The rest of the presentation was basically a series of hand-wavy “announcements” (many reheated versions of prior ones) that aimed to define use cases and domains in which the metaverse and VR would actually be useful to people. Zuck covered all the old stand-bys — social, gaming, fitness and “future of work.” None looked significantly improved or capable of acting as a turning point in terms of mass adoption, and most had either vague or nonexistent ship dates.
One of the biggest swings involved a partnership with Microsoft, which was jointly announced by Zuckerberg and Satya Nadella. Basically, Mark is so desperate to get people in the metaverse that he’s allied with an erstwhile competitor, in a move reminiscent of when Steve Jobs welcomed Bill Gates via satellite link during the Macworld Boston keynote in 1997.

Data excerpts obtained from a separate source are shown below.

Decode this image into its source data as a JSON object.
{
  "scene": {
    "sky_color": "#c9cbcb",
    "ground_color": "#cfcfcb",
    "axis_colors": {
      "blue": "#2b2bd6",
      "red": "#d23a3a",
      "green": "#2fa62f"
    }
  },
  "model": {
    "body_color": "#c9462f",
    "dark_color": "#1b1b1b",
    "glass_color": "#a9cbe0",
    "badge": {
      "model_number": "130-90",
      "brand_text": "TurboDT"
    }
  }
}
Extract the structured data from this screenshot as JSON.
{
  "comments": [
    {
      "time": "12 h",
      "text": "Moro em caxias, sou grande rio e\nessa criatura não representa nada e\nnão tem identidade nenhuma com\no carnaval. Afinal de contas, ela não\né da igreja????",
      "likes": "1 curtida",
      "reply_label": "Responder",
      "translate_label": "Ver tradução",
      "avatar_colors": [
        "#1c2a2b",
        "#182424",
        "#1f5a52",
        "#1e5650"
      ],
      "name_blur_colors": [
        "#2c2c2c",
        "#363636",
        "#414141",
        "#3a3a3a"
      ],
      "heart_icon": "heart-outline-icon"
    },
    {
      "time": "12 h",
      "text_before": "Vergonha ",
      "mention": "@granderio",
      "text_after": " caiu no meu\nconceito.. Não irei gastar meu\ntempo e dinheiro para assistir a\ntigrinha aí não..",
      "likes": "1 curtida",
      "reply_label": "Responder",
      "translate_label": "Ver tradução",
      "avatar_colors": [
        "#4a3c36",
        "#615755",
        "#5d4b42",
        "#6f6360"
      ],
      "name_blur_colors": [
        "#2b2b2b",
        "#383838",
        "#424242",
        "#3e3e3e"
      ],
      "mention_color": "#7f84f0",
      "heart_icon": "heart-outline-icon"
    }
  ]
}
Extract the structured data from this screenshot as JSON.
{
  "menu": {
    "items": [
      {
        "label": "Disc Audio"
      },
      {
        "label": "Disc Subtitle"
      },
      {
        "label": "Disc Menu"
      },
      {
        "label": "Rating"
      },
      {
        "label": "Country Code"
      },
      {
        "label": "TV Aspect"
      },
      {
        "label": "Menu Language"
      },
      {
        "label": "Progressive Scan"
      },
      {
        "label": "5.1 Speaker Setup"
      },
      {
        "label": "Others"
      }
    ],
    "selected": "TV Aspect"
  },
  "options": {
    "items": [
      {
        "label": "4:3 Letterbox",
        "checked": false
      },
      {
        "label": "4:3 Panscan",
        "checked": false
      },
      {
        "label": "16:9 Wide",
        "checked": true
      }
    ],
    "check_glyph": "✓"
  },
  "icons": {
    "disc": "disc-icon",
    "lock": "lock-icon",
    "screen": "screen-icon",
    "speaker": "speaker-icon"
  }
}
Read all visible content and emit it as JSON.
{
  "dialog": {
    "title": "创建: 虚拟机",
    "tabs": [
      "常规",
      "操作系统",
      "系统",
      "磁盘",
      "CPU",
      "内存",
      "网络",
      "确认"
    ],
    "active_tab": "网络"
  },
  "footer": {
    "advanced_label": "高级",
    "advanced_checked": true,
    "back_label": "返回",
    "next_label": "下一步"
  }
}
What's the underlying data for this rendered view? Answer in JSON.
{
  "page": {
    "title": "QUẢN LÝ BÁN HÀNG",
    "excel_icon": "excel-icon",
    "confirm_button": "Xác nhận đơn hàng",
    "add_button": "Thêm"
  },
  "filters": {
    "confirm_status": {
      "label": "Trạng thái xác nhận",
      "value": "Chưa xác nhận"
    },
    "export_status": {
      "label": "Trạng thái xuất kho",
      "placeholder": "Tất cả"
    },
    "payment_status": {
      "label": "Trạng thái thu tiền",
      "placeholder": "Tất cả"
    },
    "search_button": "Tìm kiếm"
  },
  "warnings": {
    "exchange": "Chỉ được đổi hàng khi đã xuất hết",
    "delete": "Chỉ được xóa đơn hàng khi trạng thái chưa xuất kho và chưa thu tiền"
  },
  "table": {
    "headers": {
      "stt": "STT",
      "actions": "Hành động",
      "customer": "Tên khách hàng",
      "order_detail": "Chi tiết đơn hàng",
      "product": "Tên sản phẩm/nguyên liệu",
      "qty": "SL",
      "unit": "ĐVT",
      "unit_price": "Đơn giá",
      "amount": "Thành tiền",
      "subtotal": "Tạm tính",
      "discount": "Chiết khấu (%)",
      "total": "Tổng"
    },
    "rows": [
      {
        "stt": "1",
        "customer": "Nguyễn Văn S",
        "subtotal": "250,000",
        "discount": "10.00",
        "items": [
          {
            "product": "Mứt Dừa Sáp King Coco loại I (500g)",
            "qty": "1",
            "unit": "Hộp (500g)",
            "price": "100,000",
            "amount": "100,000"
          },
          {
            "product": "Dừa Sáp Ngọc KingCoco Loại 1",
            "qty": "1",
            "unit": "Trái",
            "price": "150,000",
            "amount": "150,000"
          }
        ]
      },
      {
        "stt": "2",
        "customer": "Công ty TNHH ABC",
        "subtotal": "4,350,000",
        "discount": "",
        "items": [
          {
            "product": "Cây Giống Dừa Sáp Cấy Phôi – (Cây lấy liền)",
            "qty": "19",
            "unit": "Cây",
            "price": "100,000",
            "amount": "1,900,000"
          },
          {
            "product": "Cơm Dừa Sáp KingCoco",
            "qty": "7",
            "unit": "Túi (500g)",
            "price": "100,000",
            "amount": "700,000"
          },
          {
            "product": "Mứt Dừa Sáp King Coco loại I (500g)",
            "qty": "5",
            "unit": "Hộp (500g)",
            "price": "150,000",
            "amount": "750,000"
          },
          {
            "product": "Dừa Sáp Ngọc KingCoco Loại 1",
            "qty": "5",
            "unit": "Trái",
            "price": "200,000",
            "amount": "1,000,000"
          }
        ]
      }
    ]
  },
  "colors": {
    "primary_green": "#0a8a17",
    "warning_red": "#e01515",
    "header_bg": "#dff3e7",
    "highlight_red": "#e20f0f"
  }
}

That worked well, but it’s not yet clear if this will. Nadella himself articulated the main and recurring theme of VR: “it’s early days.” Only around 5,400 people were watching in VR when my colleague Taylor tuned in partway through the presentation, just before Mark switched over to using his new avatar and finally actually presenting in the metaverse itself. The avatar itself was a big improvement from prior iterations; it was a fully animated version of the better-looking version Mark showed off after his much-mocked announcement of Horizon’s expansion to France and Spain.
It looked better, yes, but it sure didn’t look like the future.